Let me use a baseball analogy to explain what happens in the technology industry. In baseball, a good hitter is one who doesn’t get a hit about 70-percent of the time. A bad hitter is one who doesn’t get a hit about 80-percent of the time.
Good technology companies may have a better average than a major league baseball player, but the same math holds true. Sometimes you swing and miss. Sometimes you get a hit, then another, and another. And, sometimes you strike out without even lifting the bat.
Last fall Apple launched the new line of thin and light iMac models. Launched may not be the optimum word. It’s more like announced. The actual launch was delayed for months while Apple worked out the manufacturing kinks and ramped up the volume to meet demand.
Meanwhile, Apple didn’t have many iMac models to sell, and overall Mac sales fell precipitously. Call it what you will– a swing and a miss, or a strike out– but the whole mess tells us that even great companies which appear like well oiled machines sometimes have a breakdown.
Murphy’s Law: ‘Anything that can go wrong, will go wrong.’

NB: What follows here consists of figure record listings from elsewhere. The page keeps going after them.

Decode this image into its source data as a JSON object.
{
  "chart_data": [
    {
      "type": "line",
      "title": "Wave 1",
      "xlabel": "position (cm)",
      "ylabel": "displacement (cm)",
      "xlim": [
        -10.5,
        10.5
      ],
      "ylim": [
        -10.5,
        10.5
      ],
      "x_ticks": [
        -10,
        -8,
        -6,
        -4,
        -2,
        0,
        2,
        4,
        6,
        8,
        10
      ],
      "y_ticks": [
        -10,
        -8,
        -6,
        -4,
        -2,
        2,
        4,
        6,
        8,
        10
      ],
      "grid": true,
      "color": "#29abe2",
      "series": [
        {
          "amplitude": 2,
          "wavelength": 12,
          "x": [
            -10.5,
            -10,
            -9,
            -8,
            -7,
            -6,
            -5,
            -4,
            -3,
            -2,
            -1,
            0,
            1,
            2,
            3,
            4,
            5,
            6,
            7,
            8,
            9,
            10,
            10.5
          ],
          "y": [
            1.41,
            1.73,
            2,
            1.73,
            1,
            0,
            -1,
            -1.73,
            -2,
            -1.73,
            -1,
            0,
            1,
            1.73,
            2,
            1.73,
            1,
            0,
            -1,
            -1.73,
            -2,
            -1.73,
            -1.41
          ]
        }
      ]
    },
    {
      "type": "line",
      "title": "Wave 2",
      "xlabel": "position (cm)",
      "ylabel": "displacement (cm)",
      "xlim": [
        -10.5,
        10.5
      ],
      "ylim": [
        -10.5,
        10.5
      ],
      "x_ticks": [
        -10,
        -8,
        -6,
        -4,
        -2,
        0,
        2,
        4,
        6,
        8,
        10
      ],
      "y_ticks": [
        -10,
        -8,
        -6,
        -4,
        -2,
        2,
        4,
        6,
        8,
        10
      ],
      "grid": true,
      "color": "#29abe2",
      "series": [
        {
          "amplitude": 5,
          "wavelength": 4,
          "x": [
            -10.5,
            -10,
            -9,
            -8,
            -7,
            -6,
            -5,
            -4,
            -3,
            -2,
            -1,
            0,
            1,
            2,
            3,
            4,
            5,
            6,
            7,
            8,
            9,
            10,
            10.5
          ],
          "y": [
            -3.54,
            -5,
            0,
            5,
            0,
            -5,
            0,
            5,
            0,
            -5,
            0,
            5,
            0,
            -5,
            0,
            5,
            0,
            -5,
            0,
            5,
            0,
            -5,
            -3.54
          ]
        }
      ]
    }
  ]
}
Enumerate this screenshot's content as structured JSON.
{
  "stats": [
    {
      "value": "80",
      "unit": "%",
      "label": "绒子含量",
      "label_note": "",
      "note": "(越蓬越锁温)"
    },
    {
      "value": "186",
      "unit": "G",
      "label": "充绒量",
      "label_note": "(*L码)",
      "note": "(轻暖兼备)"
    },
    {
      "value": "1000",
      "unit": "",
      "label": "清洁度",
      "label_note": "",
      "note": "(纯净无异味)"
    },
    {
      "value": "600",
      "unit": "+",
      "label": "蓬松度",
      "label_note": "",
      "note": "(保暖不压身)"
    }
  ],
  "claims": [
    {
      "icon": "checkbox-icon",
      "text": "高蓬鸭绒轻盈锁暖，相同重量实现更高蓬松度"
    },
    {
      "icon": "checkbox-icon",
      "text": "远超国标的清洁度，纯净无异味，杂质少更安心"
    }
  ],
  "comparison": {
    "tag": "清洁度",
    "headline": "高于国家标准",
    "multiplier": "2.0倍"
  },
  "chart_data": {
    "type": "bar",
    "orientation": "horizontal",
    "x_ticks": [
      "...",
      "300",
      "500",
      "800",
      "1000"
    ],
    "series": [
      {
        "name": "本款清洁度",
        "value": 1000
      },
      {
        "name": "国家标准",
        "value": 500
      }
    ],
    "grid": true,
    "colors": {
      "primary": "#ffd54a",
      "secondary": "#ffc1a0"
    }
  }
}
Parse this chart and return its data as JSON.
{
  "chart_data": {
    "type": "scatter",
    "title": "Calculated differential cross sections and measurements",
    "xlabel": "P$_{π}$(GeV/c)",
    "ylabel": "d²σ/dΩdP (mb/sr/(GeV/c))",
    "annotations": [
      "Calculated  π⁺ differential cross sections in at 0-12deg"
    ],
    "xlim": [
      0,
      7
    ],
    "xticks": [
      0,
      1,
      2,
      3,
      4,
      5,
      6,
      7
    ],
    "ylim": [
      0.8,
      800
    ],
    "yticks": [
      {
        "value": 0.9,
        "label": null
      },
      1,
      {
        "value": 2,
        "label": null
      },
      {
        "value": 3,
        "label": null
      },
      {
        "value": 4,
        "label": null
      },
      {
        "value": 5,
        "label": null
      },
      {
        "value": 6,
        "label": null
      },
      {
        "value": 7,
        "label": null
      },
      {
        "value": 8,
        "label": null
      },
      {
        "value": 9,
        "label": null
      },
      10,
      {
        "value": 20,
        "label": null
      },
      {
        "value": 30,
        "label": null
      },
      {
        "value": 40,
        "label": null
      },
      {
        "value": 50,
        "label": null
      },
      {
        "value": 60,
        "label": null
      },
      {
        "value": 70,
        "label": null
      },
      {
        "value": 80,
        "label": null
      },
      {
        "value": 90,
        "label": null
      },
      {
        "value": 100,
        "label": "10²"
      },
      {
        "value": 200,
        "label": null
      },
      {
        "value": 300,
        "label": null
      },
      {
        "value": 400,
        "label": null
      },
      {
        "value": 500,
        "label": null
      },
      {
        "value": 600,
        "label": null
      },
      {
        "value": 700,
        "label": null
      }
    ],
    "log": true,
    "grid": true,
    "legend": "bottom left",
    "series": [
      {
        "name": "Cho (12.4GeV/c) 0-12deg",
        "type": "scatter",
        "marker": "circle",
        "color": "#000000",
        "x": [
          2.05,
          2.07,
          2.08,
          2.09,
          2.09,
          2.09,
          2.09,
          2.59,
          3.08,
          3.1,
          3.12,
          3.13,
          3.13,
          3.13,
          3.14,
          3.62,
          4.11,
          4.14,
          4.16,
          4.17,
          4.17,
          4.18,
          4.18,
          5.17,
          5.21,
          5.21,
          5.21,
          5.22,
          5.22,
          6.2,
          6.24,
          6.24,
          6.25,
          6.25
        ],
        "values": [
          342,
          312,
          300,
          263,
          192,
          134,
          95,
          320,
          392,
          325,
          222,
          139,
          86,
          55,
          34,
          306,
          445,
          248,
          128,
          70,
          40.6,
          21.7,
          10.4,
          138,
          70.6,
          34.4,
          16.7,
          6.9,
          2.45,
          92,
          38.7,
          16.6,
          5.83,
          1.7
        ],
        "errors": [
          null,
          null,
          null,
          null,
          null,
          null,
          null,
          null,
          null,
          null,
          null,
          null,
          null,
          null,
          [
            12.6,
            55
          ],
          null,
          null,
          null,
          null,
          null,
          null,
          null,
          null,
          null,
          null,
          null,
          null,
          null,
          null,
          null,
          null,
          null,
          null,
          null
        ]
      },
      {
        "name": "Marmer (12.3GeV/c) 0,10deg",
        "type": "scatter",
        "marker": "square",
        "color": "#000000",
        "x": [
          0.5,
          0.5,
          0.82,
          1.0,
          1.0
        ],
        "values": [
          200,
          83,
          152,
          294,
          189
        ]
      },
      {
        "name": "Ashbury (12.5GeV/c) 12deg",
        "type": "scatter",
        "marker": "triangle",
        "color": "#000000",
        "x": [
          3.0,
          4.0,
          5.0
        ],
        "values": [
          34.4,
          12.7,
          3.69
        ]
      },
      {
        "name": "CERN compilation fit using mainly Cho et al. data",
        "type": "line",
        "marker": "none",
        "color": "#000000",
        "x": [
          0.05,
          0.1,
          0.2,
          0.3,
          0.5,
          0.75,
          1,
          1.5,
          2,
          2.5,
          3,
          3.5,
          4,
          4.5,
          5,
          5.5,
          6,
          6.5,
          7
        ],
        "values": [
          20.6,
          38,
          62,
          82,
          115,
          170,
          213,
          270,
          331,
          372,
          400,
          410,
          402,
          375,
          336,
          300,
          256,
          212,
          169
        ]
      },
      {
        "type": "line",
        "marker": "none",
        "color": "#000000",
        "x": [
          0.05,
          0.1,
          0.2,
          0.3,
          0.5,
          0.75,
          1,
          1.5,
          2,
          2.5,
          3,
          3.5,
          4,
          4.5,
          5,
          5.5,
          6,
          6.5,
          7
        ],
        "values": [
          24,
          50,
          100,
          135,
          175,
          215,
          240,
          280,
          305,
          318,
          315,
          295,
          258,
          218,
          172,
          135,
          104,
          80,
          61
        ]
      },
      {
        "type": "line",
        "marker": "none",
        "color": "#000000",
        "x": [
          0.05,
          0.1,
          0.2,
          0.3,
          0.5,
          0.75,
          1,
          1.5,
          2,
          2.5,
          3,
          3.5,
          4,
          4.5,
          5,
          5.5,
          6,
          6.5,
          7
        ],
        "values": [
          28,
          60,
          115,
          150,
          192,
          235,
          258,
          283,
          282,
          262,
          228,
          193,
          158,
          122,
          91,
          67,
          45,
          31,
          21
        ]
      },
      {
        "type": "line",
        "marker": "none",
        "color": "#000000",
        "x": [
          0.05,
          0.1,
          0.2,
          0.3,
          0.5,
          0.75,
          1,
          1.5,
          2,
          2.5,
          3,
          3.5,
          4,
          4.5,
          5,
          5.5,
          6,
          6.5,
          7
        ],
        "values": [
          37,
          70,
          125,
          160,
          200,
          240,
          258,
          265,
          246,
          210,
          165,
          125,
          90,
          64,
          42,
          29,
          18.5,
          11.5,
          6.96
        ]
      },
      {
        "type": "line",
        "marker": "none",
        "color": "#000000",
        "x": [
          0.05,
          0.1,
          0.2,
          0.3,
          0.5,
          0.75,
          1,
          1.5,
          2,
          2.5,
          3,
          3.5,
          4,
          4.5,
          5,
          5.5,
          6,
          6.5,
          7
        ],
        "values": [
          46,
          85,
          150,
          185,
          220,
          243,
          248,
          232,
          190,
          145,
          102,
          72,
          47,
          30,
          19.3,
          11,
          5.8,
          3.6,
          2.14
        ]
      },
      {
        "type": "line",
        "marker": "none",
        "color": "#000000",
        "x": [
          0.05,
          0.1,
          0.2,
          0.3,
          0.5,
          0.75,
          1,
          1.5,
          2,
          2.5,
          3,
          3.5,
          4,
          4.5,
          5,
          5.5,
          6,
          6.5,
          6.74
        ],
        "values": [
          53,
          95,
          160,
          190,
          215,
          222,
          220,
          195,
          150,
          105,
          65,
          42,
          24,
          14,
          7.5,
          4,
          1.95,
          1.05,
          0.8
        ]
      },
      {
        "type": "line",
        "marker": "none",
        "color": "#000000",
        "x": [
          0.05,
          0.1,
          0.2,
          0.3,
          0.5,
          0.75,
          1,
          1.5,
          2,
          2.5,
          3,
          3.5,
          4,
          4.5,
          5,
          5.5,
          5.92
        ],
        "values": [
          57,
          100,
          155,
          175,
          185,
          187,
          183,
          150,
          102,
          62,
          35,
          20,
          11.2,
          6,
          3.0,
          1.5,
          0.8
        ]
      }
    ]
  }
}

Expectations are high when Apple steps up to bat. Every tech pundit and media critic the world over is expecting a home run at every bat. That just doesn’t happen, of course, but Apple’s average in recent years– Mac, iOS, iPhone, iPad– has been very good.
There’s a new slugger in town that goes by the name Samsung. Many of those same tech pundits and media critics were expecting Samsung’s newest iPhone killer to be a grand slam, taking Apple from the lead in one swing.
Some, including Jonathan Littman say Samsung swung and whiffed and struck out with the launch of the Galaxy 3S. In summary:
Samsung stumbled last week in a sexist Broadway style product introduction that revealed the mobile king’s limitations.
While reviewers listed the gee-whiz features of the latest Galaxy phone, the Associated Press summed up many by concluding, “the phone has a grab bag of features that don’t come together as a pleasing whole.” Slate was more direct: “Samsung Unveils New Phone Packed With Inane Features You’ll Never Use.”
Uh oh. Samsung struck out. Now it’s Apple’s turn at bat.
Before Apple gets up to the plate, let’s take a look at what Samsung actually did. The iPhone’s most serious competition was Samsung’s Galaxy S III. Expectations and hype over the Galaxy S 4 hit Apple-like levels and when reality hit the fan, Samsung turns out to be more of an Apple copycat than we ever thought.
How so, Kate? Note that I called the new Galaxy smartphone a Galaxy 3S. Why? Because the S 4 is really more of an incremental improvement on the standard bearer, not much different than Apple’s 4S model was to the iPhone 4.
Apple whiffed on the iMac’s launch and was criticized accordingly. Isn’t CEO Tim Cook the Godfather of the manufacturing world? How could that happen? Murphy’s Law.
There’s another issue at play here and it has to do with technological improvements. Apple is pretty good at two things. Disrupting innovation, and continual iterative improvements. Samsung isn’t so much an innovator as a copycat, and there’s just not much to copy beyond what Apple does already, so the Galaxy maker is content with iterative improvements, long on feature creep and bullet points, and short on disruptive innovation.
Wait. What about the Galaxy 3S? Large screen size and screen pixels you can’t see are not innovations. Differences, yes. But innovations, no. Neither is a faster CPU, nor multi-tasking. What about the Smart Pause eye-recognition, and eye-recognition Smart Scroll, or S Translator or S Voice Drive, or the Air View fingertip hover feature?
Ho hum. Feature creep fills up PowerPoint slides with bullet points but don’t add much to the overall user experience (hence the many reviews about Samsung’s mishmash of features to be seldom used).
What we’re actually seeing with Apple, Samsung, Nokia, BlackBerry, HTC, et al, is iterative feature creep, not a quantum leap in the interface, usability, or capabilities of the modern smartphone.
The only smartphone makers hitting for average these days are Apple and Samsung. Everyone else has a good swing, but a pretty poor on base percentage, and they’re just not scoring any runs.